Se quitó el sombrero. Prolijamente lo dejó en la mesa, sonriendo de costado como en las películas. Poco tiempo después ya no era suyo, al igual que la plata que había perdido antes. No sabiendo si enojado o cansado, se desnudó del todo. Se quito el traje, la camisa, el boxer. Apoyo todo en medio de la mesa. Sonrieron, los otros, sin mirarlo. Barajaron y dieron. Quien estaba desnudo continuó perdiendo.

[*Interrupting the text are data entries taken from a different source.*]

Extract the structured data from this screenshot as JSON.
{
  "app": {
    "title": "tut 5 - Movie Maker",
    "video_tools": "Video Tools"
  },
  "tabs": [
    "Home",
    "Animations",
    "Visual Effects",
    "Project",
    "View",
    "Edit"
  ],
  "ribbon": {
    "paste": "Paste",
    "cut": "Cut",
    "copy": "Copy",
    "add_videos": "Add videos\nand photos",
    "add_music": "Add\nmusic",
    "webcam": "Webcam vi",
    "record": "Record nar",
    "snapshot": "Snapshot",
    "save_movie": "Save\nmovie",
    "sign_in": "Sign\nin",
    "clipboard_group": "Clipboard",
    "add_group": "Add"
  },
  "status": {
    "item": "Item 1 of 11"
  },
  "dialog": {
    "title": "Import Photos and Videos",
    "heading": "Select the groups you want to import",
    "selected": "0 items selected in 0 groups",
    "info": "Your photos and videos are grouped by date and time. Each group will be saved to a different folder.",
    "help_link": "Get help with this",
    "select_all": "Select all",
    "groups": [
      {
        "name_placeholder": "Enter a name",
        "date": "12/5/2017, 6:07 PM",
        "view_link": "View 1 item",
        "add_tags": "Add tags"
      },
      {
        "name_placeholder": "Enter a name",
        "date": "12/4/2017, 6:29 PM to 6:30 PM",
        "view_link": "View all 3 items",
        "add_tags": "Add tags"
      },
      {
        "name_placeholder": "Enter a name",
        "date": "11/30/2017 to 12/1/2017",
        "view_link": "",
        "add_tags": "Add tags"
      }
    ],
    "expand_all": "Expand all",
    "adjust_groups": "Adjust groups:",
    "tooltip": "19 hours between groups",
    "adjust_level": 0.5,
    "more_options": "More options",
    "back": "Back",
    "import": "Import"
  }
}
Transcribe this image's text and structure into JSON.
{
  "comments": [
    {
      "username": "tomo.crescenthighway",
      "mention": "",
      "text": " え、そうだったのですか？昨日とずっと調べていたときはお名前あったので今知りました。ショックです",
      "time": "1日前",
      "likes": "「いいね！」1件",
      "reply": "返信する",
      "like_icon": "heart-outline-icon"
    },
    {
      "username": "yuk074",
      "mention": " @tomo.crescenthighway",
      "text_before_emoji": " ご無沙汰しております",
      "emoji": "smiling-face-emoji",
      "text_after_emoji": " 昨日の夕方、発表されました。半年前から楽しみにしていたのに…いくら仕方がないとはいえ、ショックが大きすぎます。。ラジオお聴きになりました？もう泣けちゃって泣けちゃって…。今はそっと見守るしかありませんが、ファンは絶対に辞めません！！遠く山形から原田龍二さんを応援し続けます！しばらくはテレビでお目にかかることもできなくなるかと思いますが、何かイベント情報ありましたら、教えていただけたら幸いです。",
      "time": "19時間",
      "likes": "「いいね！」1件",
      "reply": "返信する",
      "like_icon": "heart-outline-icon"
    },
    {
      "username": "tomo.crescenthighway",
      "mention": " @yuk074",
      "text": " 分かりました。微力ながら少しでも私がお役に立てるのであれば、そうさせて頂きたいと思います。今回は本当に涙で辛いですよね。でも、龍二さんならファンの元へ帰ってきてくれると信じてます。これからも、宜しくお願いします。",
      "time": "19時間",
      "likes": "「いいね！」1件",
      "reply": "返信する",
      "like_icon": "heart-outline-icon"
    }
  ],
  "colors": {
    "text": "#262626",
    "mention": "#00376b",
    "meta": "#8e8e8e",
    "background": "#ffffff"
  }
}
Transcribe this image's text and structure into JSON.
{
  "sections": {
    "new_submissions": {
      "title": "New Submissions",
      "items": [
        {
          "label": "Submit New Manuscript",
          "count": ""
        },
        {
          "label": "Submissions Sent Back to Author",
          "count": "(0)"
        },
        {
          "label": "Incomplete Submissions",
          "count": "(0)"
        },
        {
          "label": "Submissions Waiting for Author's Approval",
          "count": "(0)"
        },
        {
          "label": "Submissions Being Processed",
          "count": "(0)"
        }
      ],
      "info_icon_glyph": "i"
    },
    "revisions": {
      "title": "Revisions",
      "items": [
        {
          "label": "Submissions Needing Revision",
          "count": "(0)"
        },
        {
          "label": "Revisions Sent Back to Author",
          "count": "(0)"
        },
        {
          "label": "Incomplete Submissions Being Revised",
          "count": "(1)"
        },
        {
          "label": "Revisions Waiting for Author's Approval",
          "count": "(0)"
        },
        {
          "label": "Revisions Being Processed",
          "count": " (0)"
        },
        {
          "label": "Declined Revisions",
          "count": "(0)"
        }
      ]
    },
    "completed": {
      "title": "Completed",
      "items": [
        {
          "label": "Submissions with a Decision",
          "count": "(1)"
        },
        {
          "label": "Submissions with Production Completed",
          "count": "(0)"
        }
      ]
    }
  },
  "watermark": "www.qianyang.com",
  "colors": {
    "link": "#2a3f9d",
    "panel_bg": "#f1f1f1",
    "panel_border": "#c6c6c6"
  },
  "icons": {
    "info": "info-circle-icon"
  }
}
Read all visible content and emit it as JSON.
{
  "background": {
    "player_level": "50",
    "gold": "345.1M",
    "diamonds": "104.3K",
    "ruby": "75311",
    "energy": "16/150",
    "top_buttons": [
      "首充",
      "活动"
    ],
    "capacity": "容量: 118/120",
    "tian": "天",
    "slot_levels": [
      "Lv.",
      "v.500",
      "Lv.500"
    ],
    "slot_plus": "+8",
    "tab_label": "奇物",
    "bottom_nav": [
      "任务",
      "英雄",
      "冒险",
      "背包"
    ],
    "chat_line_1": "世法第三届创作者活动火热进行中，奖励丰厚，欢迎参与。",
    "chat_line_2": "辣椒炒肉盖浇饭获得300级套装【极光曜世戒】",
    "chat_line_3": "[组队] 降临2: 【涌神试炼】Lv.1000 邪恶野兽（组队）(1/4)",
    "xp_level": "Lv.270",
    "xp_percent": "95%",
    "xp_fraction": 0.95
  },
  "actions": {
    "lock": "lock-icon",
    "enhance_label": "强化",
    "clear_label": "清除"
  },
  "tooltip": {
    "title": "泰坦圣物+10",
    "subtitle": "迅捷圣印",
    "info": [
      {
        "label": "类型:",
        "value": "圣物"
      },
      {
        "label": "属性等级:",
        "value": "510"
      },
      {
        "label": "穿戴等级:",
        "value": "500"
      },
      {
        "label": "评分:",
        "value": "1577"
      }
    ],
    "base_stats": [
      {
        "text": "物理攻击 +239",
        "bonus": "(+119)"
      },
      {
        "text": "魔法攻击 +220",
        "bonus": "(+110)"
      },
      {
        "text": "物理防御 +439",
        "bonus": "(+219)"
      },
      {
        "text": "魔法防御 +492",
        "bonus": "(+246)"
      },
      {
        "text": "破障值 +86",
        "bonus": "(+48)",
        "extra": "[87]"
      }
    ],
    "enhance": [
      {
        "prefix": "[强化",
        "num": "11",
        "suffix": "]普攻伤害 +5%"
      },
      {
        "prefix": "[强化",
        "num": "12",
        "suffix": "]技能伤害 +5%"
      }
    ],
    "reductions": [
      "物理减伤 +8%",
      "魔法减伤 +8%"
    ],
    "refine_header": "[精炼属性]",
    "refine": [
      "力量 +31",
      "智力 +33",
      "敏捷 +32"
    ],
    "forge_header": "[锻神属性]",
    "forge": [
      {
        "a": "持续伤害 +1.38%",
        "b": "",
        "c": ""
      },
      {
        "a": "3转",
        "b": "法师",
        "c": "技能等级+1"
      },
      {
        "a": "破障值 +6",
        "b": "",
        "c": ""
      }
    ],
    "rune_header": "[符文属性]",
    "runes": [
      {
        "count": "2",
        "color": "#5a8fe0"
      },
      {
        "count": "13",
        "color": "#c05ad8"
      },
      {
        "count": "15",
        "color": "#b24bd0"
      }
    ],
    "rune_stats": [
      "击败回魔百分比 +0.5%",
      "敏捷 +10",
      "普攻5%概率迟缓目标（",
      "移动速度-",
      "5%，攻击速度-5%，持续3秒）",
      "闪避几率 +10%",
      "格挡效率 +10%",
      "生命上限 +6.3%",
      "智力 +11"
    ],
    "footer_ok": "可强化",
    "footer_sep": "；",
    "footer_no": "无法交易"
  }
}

Lejos de lamentarse, se libró de la piel como de un sueter, de la carne que escondía los huesos, las tripas y otras cosas que le sobraban dentro. Fue repulsivo, pero a los otros ya no asqueaba nada.
Lo que no se esperaban era la apuesta absurda. Nadie podía ganar de esa manera, y eso los divirtió muy poco. Ellos querían desesperación, angustia.
Perdio de nuevo quien estaba solo. Sin decir nada por que ya ni podía, levantó la osamenta y, casi como bailando, clac clac clac, se fue yendo de a poco hacia la calle.
Lo miraron un rato, apenas, los demás. Ya se sentaba otro en el lugar vacío.
Quien perdiera, a dos cuadras, se tiró en una plaza a tomar sol. La gente que pasaba le robaba costillas. Era libre.